In order to learn HMM thoroughly, I am implementing (in Matlab) the various algorithms for the basic questions of HMM. I've implemented the Viterbi, posterior-decoding, and the forward-backward algorithms successfully, but I have one question regarding the Baum-Welch algorithm for the estimation of the HMM parameters.

In the classic paper by Rabiner, the re-estimation of the transition probabilities matrix is given in equation (95), in terms of the scaled forward ($\hat\alpha$) and backward ($\hat\beta$) variables. The numerator is $ \sum_{t=1}^{T-1}\hat\alpha_t(i)a_{ij}b_j(O_{t+1})\hat\beta_{t+1}(j) $ where $a$ is the transition matrix, $b$ the observation matrix, and $O$ the observation sequence.
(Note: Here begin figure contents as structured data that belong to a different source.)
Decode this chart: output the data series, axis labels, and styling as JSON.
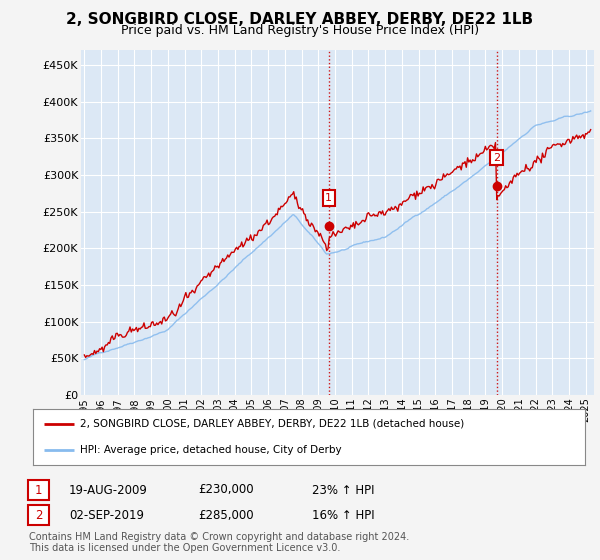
{
  "title": "2, SONGBIRD CLOSE, DARLEY ABBEY, DERBY, DE22 1LB",
  "subtitle": "Price paid vs. HM Land Registry's House Price Index (HPI)",
  "title_fontsize": 11,
  "subtitle_fontsize": 9,
  "ylabel_ticks": [
    "£0",
    "£50K",
    "£100K",
    "£150K",
    "£200K",
    "£250K",
    "£300K",
    "£350K",
    "£400K",
    "£450K"
  ],
  "ytick_vals": [
    0,
    50000,
    100000,
    150000,
    200000,
    250000,
    300000,
    350000,
    400000,
    450000
  ],
  "ylim": [
    0,
    470000
  ],
  "xlim_start": 1994.8,
  "xlim_end": 2025.5,
  "fig_bg_color": "#f4f4f4",
  "plot_bg_color": "#dce8f5",
  "grid_color": "#ffffff",
  "hpi_color": "#88bbee",
  "price_color": "#cc0000",
  "marker1_x": 2009.63,
  "marker1_y": 230000,
  "marker2_x": 2019.67,
  "marker2_y": 285000,
  "vline1_x": 2009.63,
  "vline2_x": 2019.67,
  "legend_entry1": "2, SONGBIRD CLOSE, DARLEY ABBEY, DERBY, DE22 1LB (detached house)",
  "legend_entry2": "HPI: Average price, detached house, City of Derby",
  "table_row1": [
    "1",
    "19-AUG-2009",
    "£230,000",
    "23% ↑ HPI"
  ],
  "table_row2": [
    "2",
    "02-SEP-2019",
    "£285,000",
    "16% ↑ HPI"
  ],
  "footer": "Contains HM Land Registry data © Crown copyright and database right 2024.\nThis data is licensed under the Open Government Licence v3.0.",
  "xtick_years": [
    1995,
    1996,
    1997,
    1998,
    1999,
    2000,
    2001,
    2002,
    2003,
    2004,
    2005,
    2006,
    2007,
    2008,
    2009,
    2010,
    2011,
    2012,
    2013,
    2014,
    2015,
    2016,
    2017,
    2018,
    2019,
    2020,
    2021,
    2022,
    2023,
    2024,
    2025
  ]
}
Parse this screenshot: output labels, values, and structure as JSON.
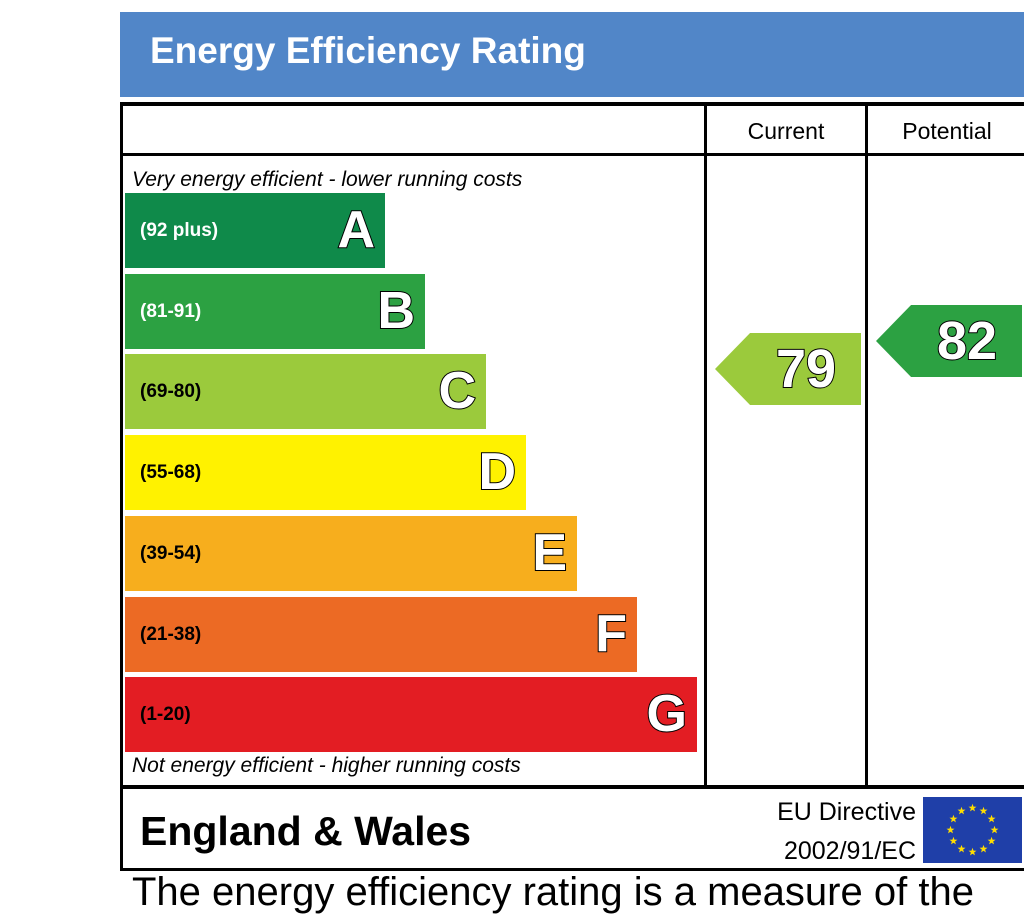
{
  "header": {
    "title": "Energy Efficiency Rating"
  },
  "columns": {
    "current": "Current",
    "potential": "Potential"
  },
  "notes": {
    "top": "Very energy efficient - lower running costs",
    "bottom": "Not energy efficient - higher running costs"
  },
  "footer": {
    "region": "England & Wales",
    "directive_line1": "EU Directive",
    "directive_line2": "2002/91/EC",
    "flag": "eu-flag-icon"
  },
  "continuation_text": "The energy efficiency rating is a measure of the",
  "chart_data": {
    "type": "bar",
    "categories": [
      "A",
      "B",
      "C",
      "D",
      "E",
      "F",
      "G"
    ],
    "ranges": [
      "(92 plus)",
      "(81-91)",
      "(69-80)",
      "(55-68)",
      "(39-54)",
      "(21-38)",
      "(1-20)"
    ],
    "colors": [
      "#0f8a4a",
      "#2ca142",
      "#9bca3c",
      "#fff200",
      "#f7ae1d",
      "#ec6a24",
      "#e31d23"
    ],
    "range_text_colors": [
      "#ffffff",
      "#ffffff",
      "#000000",
      "#000000",
      "#000000",
      "#000000",
      "#000000"
    ],
    "current": {
      "value": 79,
      "band": "C",
      "color": "#9bca3c"
    },
    "potential": {
      "value": 82,
      "band": "B",
      "color": "#2ca142"
    }
  }
}
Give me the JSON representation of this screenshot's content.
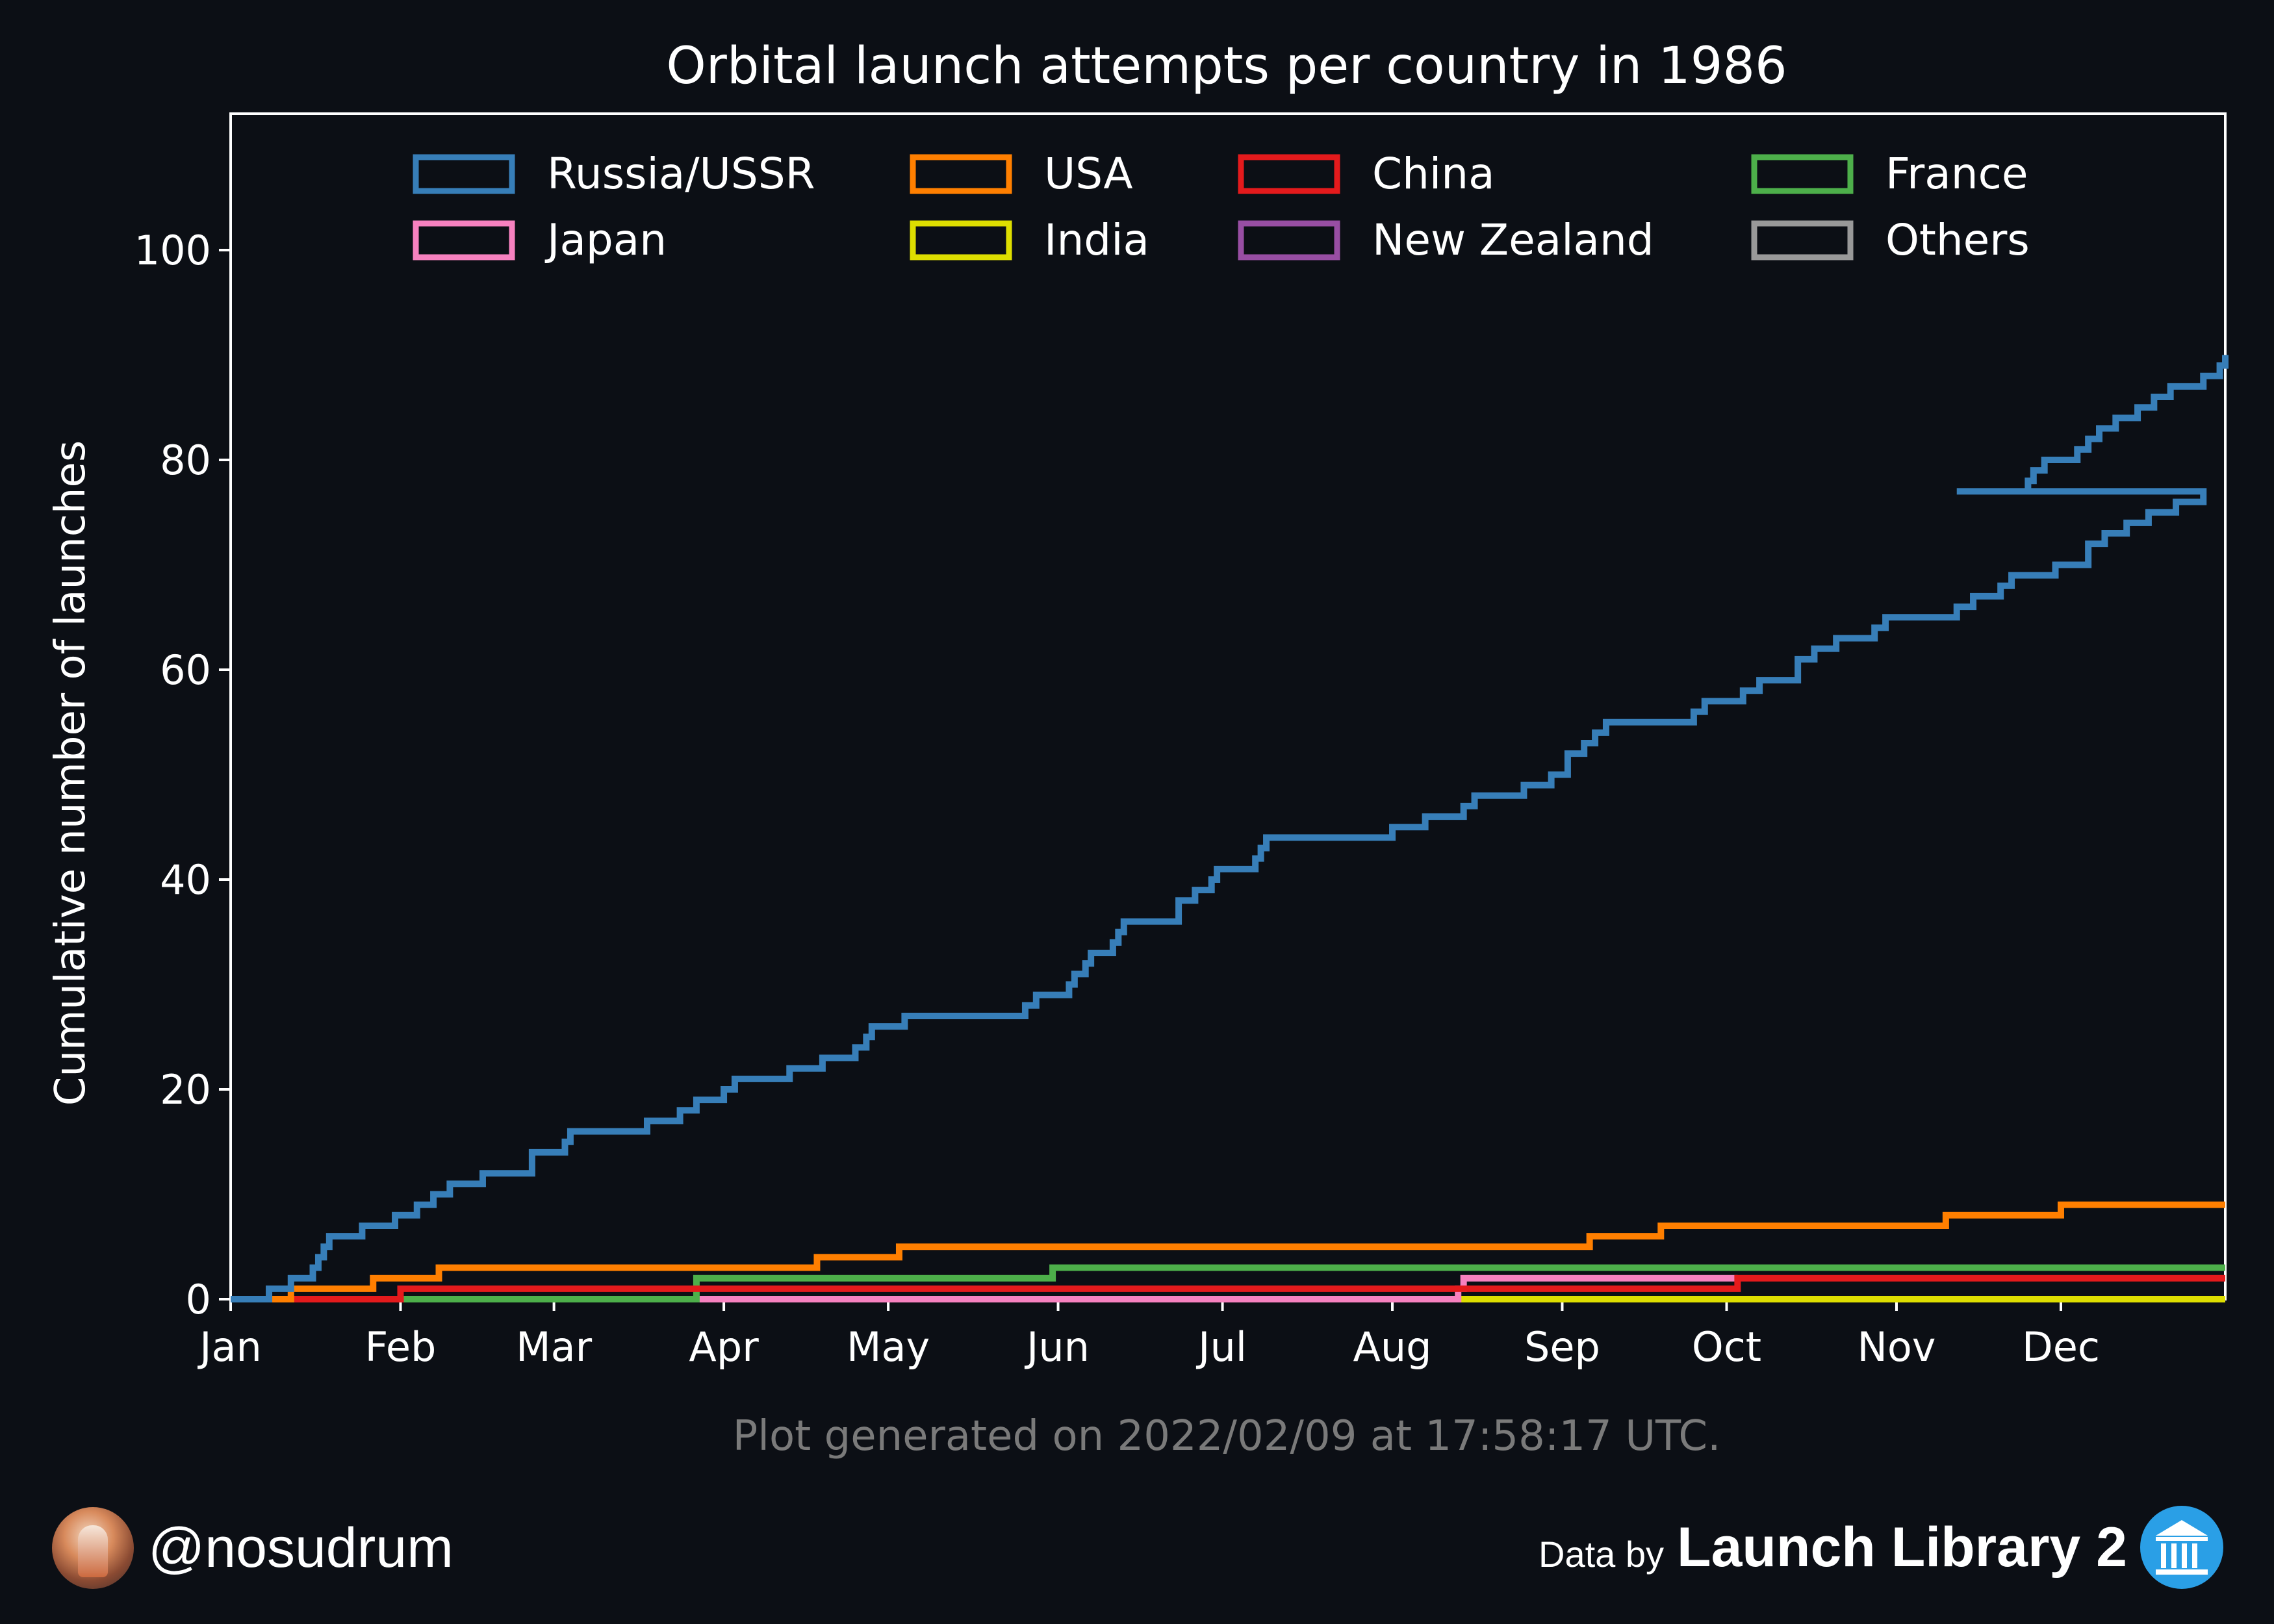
{
  "chart_data": {
    "type": "line",
    "step": true,
    "title": "Orbital launch attempts per country in 1986",
    "ylabel": "Cumulative number of launches",
    "xlabel": "",
    "x_ticks": [
      "Jan",
      "Feb",
      "Mar",
      "Apr",
      "May",
      "Jun",
      "Jul",
      "Aug",
      "Sep",
      "Oct",
      "Nov",
      "Dec"
    ],
    "x_unit": "day of year 1986",
    "xlim": [
      1,
      365
    ],
    "ylim": [
      0,
      113
    ],
    "y_ticks": [
      "0",
      "20",
      "40",
      "60",
      "80",
      "100"
    ],
    "legend_position": "top",
    "grid": false,
    "series": [
      {
        "name": "Russia/USSR",
        "color": "#377eb8",
        "points": [
          [
            1,
            0
          ],
          [
            8,
            1
          ],
          [
            12,
            2
          ],
          [
            16,
            3
          ],
          [
            17,
            4
          ],
          [
            18,
            5
          ],
          [
            19,
            6
          ],
          [
            25,
            7
          ],
          [
            31,
            8
          ],
          [
            35,
            9
          ],
          [
            38,
            10
          ],
          [
            41,
            11
          ],
          [
            47,
            12
          ],
          [
            56,
            14
          ],
          [
            62,
            15
          ],
          [
            63,
            16
          ],
          [
            77,
            17
          ],
          [
            83,
            18
          ],
          [
            86,
            19
          ],
          [
            91,
            20
          ],
          [
            93,
            21
          ],
          [
            103,
            22
          ],
          [
            109,
            23
          ],
          [
            115,
            24
          ],
          [
            117,
            25
          ],
          [
            118,
            26
          ],
          [
            124,
            27
          ],
          [
            146,
            28
          ],
          [
            148,
            29
          ],
          [
            154,
            30
          ],
          [
            155,
            31
          ],
          [
            157,
            32
          ],
          [
            158,
            33
          ],
          [
            162,
            34
          ],
          [
            163,
            35
          ],
          [
            164,
            36
          ],
          [
            174,
            38
          ],
          [
            177,
            39
          ],
          [
            180,
            40
          ],
          [
            181,
            41
          ],
          [
            188,
            42
          ],
          [
            189,
            43
          ],
          [
            190,
            44
          ],
          [
            213,
            45
          ],
          [
            219,
            46
          ],
          [
            226,
            47
          ],
          [
            228,
            48
          ],
          [
            237,
            49
          ],
          [
            242,
            50
          ],
          [
            245,
            52
          ],
          [
            248,
            53
          ],
          [
            250,
            54
          ],
          [
            252,
            55
          ],
          [
            268,
            56
          ],
          [
            270,
            57
          ],
          [
            277,
            58
          ],
          [
            280,
            59
          ],
          [
            287,
            61
          ],
          [
            290,
            62
          ],
          [
            294,
            63
          ],
          [
            301,
            64
          ],
          [
            303,
            65
          ],
          [
            316,
            66
          ],
          [
            319,
            67
          ],
          [
            324,
            68
          ],
          [
            326,
            69
          ],
          [
            334,
            70
          ],
          [
            340,
            72
          ],
          [
            343,
            73
          ],
          [
            347,
            74
          ],
          [
            351,
            75
          ],
          [
            356,
            76
          ],
          [
            361,
            77
          ],
          [
            316,
            77
          ],
          [
            329,
            78
          ],
          [
            330,
            79
          ],
          [
            332,
            80
          ],
          [
            338,
            81
          ],
          [
            340,
            82
          ],
          [
            342,
            83
          ],
          [
            345,
            84
          ],
          [
            349,
            85
          ],
          [
            352,
            86
          ],
          [
            355,
            87
          ],
          [
            361,
            88
          ],
          [
            364,
            89
          ],
          [
            365,
            90
          ]
        ]
      },
      {
        "name": "USA",
        "color": "#ff7f00",
        "points": [
          [
            1,
            0
          ],
          [
            12,
            1
          ],
          [
            27,
            2
          ],
          [
            39,
            3
          ],
          [
            108,
            4
          ],
          [
            123,
            5
          ],
          [
            249,
            6
          ],
          [
            262,
            7
          ],
          [
            314,
            8
          ],
          [
            335,
            9
          ],
          [
            365,
            9
          ]
        ]
      },
      {
        "name": "China",
        "color": "#e41a1c",
        "points": [
          [
            1,
            0
          ],
          [
            32,
            1
          ],
          [
            276,
            2
          ],
          [
            365,
            2
          ]
        ]
      },
      {
        "name": "France",
        "color": "#4daf4a",
        "points": [
          [
            1,
            0
          ],
          [
            86,
            2
          ],
          [
            151,
            3
          ],
          [
            365,
            3
          ]
        ]
      },
      {
        "name": "Japan",
        "color": "#f781bf",
        "points": [
          [
            1,
            0
          ],
          [
            225,
            1
          ],
          [
            226,
            2
          ],
          [
            275,
            2
          ],
          [
            276,
            2
          ]
        ]
      },
      {
        "name": "India",
        "color": "#dede00",
        "points": [
          [
            1,
            0
          ],
          [
            365,
            0
          ]
        ]
      },
      {
        "name": "New Zealand",
        "color": "#984ea3",
        "points": [
          [
            1,
            0
          ],
          [
            365,
            0
          ]
        ]
      },
      {
        "name": "Others",
        "color": "#999999",
        "points": [
          [
            1,
            0
          ],
          [
            365,
            0
          ]
        ]
      }
    ]
  },
  "footer": {
    "generated": "Plot generated on 2022/02/09 at 17:58:17 UTC.",
    "handle": "@nosudrum",
    "data_by": "Data by",
    "brand": "Launch Library 2"
  }
}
However, in this HMM project guide, section 4.4, (also by Rabiner), as well is in the implementation in Matlab's function hmmtrain.m (from the statistics toolbox), there is an extra factor of $1/c_{t+1}$ in the numerator, where $c_t$ is the scaling factor of time step $t$. I followed the algebra of the definition of the re-estimation of $a$, and I still fail to understand where this factor is coming from. Any help is appreciated.

  • 0
    @ Didier Piau: No, since there is summation over $t$, and the factor depends on $t$ so it is not simply cancelled out.2012-01-05

1 Answers 1

1

The answer is that in Rabiner's paper, $\hat\beta_t$ is scaled with $c_t$, wile in the implementation I was looking at it is scaled with $c_{t+1}$. This introduces a "shift" in the scaling time index, so a factor of $c_{t+1}$ must be introduced in order to get the $C_tD_{t+1}$ term which you can cancel from both the numerator and the denominator, since it is not dependent on $t$.

With this scaling convention, equation (97) in Rabiner's paper becomes $ \hat\beta_{t+1}(j)=\left[\prod_{s=t+2}^Tc_s\right]\beta_{t+1}(j)=D_{t+2}\beta_{t+1}(j)=D_{t+1}\beta_{t+1}(j)/c_{t+1} $